Rosencrantz and Guildenstern Are Dead Setting

Where It All Goes Down

Non-descript setting, the Court at Denmark, a Boat

The three settings in the three different acts of the play each tell us something about the current situation. In the first scene, Ros and Guil seem to be in a no-man's-land. In the film version, they are in a wood, but in the play there's something a bit more surreal about the initial landscape. The ambiguity of location is key because it makes it unclear exactly what rules the play is going to work by later (Is this a realistic play? Is it a meta-play? Where does all this take place?). The no-man's-land might be seen to roughly correspond to the place that Ros and Guil find themselves when they are not guided by Shakespeare's text. Ros and Guil are, after all, not real people – they are literary characters. What happens to literary characters in-between scenes in a text? Presumably they are left in no-man's-land.

The end of Act One and all of Act Two take place in the court at Denmark. It is at this point that Ros and Guil become "caught up" in the action of Hamlet, and it makes logical sense for them to be moving around the court, looking for him and communicating with the King and Queen. Yet, in the play, the court is a disorienting place. Ros and Guil are like two hamsters lost in their little plastic tunnels. They rarely go anywhere, and often spend time waiting on stage for other characters to come and tell them what to do. The way the court is presented in the play underlines the passive role that Ros and Guil play in the action. Simply by being around the court, they get caught up in the whirlwind of events, but they are never deciding it.

The final Act takes place on a boat as Ros and Guil are supposed to be taking Hamlet to England.
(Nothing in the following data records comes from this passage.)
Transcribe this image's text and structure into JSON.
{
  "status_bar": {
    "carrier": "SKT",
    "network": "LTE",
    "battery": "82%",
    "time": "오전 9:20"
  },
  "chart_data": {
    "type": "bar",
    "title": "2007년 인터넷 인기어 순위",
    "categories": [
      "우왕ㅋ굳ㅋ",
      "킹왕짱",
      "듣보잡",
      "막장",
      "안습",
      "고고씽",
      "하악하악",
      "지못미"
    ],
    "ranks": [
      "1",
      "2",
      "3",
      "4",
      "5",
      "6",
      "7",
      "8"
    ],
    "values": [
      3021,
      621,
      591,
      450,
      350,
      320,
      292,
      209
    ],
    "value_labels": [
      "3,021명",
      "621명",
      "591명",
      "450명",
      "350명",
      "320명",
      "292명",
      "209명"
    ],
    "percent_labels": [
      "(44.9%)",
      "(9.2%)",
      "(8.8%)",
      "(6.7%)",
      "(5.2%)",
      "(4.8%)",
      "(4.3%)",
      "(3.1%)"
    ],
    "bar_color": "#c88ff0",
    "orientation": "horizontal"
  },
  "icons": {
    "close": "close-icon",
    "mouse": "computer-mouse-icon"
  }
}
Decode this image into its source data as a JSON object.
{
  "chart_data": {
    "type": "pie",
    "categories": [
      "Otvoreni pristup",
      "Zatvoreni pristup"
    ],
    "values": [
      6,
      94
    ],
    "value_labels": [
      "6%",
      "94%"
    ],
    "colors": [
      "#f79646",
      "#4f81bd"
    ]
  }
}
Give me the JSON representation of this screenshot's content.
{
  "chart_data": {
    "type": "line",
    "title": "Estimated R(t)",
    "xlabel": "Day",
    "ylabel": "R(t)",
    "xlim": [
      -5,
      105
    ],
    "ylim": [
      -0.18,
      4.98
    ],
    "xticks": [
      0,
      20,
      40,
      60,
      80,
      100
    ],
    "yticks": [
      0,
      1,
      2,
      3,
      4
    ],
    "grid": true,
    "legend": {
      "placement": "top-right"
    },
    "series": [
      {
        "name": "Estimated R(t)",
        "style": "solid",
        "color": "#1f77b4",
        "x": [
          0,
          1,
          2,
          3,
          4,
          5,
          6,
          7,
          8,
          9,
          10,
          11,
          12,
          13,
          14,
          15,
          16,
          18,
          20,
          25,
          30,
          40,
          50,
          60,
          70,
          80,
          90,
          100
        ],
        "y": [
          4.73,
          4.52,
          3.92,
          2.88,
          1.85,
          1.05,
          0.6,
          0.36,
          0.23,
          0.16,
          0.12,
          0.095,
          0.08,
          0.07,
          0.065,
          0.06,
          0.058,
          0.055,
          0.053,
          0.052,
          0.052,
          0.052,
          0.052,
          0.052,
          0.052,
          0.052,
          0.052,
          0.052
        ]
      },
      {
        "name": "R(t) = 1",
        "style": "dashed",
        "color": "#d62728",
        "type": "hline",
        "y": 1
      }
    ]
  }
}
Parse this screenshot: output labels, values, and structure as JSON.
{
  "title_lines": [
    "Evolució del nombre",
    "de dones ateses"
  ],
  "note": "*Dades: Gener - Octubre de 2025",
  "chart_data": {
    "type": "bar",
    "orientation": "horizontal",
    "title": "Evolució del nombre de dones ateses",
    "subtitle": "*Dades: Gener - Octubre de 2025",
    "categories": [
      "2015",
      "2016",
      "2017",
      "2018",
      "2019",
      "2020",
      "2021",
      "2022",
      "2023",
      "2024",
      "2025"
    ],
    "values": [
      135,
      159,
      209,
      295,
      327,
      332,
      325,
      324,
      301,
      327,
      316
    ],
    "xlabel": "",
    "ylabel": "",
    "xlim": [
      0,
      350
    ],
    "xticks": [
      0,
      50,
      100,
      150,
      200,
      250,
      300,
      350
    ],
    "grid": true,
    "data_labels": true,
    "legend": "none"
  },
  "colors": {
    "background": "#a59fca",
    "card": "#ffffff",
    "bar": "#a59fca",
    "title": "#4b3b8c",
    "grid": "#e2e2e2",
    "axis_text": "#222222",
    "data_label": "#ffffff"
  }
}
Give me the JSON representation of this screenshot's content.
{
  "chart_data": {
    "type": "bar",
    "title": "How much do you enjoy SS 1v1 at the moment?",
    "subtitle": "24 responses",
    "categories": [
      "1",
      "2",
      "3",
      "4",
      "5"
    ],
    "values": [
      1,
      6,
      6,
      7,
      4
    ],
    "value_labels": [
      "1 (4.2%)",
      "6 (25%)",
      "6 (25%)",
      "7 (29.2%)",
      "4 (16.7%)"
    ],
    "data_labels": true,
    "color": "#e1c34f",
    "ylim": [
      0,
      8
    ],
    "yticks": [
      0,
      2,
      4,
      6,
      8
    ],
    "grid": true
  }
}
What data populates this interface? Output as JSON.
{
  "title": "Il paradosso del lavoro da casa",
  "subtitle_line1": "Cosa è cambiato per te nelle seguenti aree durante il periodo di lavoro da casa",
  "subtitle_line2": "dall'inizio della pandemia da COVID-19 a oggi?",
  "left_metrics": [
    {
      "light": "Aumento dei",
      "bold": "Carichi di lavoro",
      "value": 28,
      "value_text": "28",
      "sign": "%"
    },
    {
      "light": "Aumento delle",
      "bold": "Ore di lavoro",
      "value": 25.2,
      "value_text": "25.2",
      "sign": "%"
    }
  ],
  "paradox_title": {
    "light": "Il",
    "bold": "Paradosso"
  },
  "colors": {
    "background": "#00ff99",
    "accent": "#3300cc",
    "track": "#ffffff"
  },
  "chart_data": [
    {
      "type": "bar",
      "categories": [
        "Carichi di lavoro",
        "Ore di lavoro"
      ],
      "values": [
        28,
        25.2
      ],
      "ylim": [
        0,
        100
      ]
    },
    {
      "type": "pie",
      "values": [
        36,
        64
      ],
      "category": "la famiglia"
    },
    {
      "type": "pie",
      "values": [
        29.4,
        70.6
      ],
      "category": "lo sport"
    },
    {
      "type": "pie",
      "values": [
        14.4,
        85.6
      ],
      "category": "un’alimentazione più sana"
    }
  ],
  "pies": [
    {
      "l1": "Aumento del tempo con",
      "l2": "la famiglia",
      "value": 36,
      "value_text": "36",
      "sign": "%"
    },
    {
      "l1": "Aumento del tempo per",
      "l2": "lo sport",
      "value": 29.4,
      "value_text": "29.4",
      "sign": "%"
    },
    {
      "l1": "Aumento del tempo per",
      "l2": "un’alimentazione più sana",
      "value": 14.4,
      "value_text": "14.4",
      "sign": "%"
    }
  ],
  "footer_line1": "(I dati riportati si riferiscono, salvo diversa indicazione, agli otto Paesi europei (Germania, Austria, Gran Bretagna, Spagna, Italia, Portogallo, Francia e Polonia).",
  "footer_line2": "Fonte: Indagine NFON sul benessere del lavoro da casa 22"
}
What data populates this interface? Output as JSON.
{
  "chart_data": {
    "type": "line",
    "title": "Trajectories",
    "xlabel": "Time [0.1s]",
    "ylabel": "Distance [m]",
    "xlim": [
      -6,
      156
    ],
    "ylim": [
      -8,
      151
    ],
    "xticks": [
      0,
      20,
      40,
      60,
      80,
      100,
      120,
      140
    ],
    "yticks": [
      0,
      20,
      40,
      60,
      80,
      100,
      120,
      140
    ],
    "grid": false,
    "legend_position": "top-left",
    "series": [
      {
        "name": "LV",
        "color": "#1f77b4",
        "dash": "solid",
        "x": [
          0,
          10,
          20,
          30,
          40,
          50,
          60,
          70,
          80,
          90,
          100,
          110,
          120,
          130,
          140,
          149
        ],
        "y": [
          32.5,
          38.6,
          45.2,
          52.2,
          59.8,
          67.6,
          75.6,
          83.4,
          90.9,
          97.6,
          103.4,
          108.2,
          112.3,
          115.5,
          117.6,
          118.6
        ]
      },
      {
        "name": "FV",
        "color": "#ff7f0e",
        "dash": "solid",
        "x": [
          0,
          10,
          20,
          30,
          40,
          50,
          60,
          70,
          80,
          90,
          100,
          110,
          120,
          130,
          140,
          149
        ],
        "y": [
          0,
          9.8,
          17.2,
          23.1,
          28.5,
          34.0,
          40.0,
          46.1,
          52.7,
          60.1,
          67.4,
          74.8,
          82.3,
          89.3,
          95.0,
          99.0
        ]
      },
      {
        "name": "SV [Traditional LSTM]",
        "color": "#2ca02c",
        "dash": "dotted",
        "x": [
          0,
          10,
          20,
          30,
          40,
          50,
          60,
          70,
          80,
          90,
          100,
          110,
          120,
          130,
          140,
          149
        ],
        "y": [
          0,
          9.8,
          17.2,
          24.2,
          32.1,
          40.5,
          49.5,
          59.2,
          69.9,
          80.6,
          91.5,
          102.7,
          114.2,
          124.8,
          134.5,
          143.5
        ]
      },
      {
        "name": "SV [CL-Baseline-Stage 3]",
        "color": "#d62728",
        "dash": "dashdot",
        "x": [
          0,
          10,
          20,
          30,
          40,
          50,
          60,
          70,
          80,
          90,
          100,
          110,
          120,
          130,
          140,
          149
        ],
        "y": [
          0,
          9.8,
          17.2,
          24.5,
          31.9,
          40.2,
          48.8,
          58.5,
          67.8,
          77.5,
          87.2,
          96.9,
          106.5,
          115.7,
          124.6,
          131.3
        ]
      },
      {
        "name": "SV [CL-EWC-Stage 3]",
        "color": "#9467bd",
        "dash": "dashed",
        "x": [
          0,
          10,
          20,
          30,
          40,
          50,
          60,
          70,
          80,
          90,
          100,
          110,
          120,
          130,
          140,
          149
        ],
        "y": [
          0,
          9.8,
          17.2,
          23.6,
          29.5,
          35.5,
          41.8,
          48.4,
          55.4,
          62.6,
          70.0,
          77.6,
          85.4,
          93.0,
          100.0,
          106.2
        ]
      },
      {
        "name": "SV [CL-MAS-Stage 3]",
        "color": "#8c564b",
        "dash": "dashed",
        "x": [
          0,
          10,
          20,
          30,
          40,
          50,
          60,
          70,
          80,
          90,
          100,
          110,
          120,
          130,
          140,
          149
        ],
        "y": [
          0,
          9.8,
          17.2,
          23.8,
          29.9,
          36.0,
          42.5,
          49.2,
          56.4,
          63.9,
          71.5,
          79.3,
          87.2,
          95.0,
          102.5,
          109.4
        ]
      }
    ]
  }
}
Guil spends some time commenting on their setting, and Ros at one point wonders if death is like being on a boat. The boat is out at sea, surrounded by vast expanses of water with no land in sight, but it is also on a fixed course. The setting plays into much of the "wind" imagery that occurs throughout the play as Ros and Guil attempt to determine which way the wind is blowing (and metaphorically determine the course of events). Guil finds the boat comforting because they know that they are going somewhere, but they are still free to move about their confined space as they like. We'll get more into how this is a symbol for the relationship between life, free will, and death in the "Symbols, Imagery, Allegory" section.

Lastly, note that the characters in the play show a subtle understanding of the fact that they are on stage. Ros at one point yells "Fire!" to the audience, and Guil, while speaking with Alfred, looks out and addresses the audience. Hamlet attempts to spit on the audience, but ends up spitting on himself. There is much discussion of the relationship between art and reality in the play, and it makes sense that the characters are on the brink of stepping out of the situation of the play and saying – "Yes, we know we are on a stage in a theater and that we are just characters in a play." Yet, there seems to be something that keeps them from doing this outright (check out the Player's "Symbols, Imagery, Allegory" section for some idea on what this might be).